Officials in the region said they were still not sure if the doctor had infected the patient.

‘It is difficult to trace the route of the infection’, governor Yoshinobu Nisaka told reporters.

He said officials were asking people in the area ‘to report suspicious cases of pneumonia so that we can immediately conduct tests’.

The hospital has been closed to visitors and medical staff are now being tested for the virus, Nisaka added.

Despite the new infections, government officials sought to play down concerns about the spread of the virus in Japan.

‘There is not enough epidemiological evidence to suggest that the epidemic is spreading inside Japan,’ government spokesman Yoshihide Suga told reporters.

Passengers have been confined to their cabins on the ship since it was put in quarantine

‘We will keep collecting epidemiological information including on the routes of infection.’

The Diamond Princess has been quarantined off Japan since early February after it emerged a former passenger who got off the boat in Hong Kong had tested positive for the virus.

The quarantine is due to end on February 19 and those on the ship have been mostly confined to their cabins and asked to wear masks and keep their distance from other passengers during brief outings on open deck.

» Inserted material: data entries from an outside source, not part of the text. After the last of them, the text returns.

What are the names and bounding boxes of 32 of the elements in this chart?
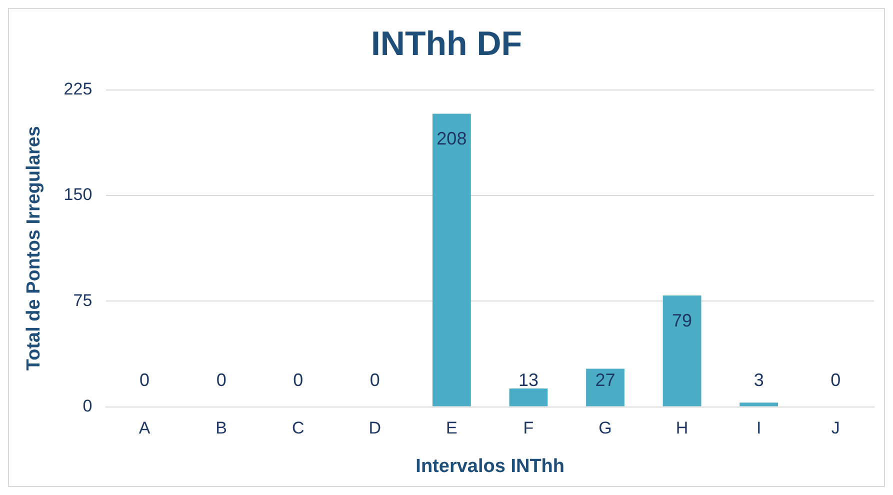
x-tick-label: B bbox=[216, 418, 228, 438]
x-tick-label: C bbox=[292, 418, 304, 438]
data-label: 79 bbox=[672, 310, 692, 330]
x-tick-label: A bbox=[138, 418, 151, 438]
x-axis-title: Intervalos INThh bbox=[416, 456, 565, 477]
data-label: 0 bbox=[370, 370, 380, 390]
bar bbox=[586, 368, 624, 406]
x-tick-label: F bbox=[523, 418, 534, 438]
x-tick-label: J bbox=[831, 418, 840, 438]
x-tick-label: D bbox=[368, 418, 382, 438]
data-label: 13 bbox=[518, 370, 538, 390]
y-tick-label: 0 bbox=[82, 396, 92, 416]
data-label: 0 bbox=[293, 370, 304, 390]
y-axis-title: Total de Pontos Irregulares bbox=[24, 126, 45, 371]
data-label: 0 bbox=[216, 370, 226, 390]
data-label: 27 bbox=[595, 370, 616, 390]
bar bbox=[509, 388, 548, 406]
data-label: 208 bbox=[436, 128, 467, 149]
x-tick-label: G bbox=[598, 418, 612, 438]
bar bbox=[662, 296, 702, 406]
bar bbox=[432, 114, 471, 406]
data-label: 0 bbox=[830, 370, 841, 390]
data-label: 0 bbox=[140, 370, 150, 390]
x-tick-label: E bbox=[446, 418, 458, 438]
y-tick-label: 75 bbox=[73, 290, 92, 310]
y-tick-label: 150 bbox=[64, 185, 92, 204]
bar bbox=[740, 402, 778, 406]
x-tick-label: I bbox=[756, 418, 762, 438]
y-tick-label: 225 bbox=[64, 79, 92, 98]
chart-title: INThh DF bbox=[370, 24, 522, 63]
data-label: 3 bbox=[754, 370, 764, 390]
x-tick-label: H bbox=[676, 418, 688, 438]
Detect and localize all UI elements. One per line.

David and Sally Abel told Good Morning Britain yesterday that couples are being split up if one of them tests positive for the virus, which has had 219 cases on board so far. 

Mr Abel said: ‘It doesn’t matter how long you’ve been married, couples have been separated. 

‘Elderly couples, one I understand in their eighties, have been split up. It’s very very worrying for those on board.’

His wife Sally added: ‘We’ve been together 50 years and the thought of one of us being positive and one not and being split is very scary.’

Crew on board have expressed concern that their conditions – including shared cabins, bathrooms and workspaces – put them at greater risk of contracting the virus.

On Friday afternoon, the crew distributed iPhones to passengers on board, with the captain saying the handsets had been sent by the Japanese government.

‘We are distributing iPhones to all staterooms, loaded with an application… (that) will help you to get medical support. Full instructions will be distributed together with the phones,’ he said.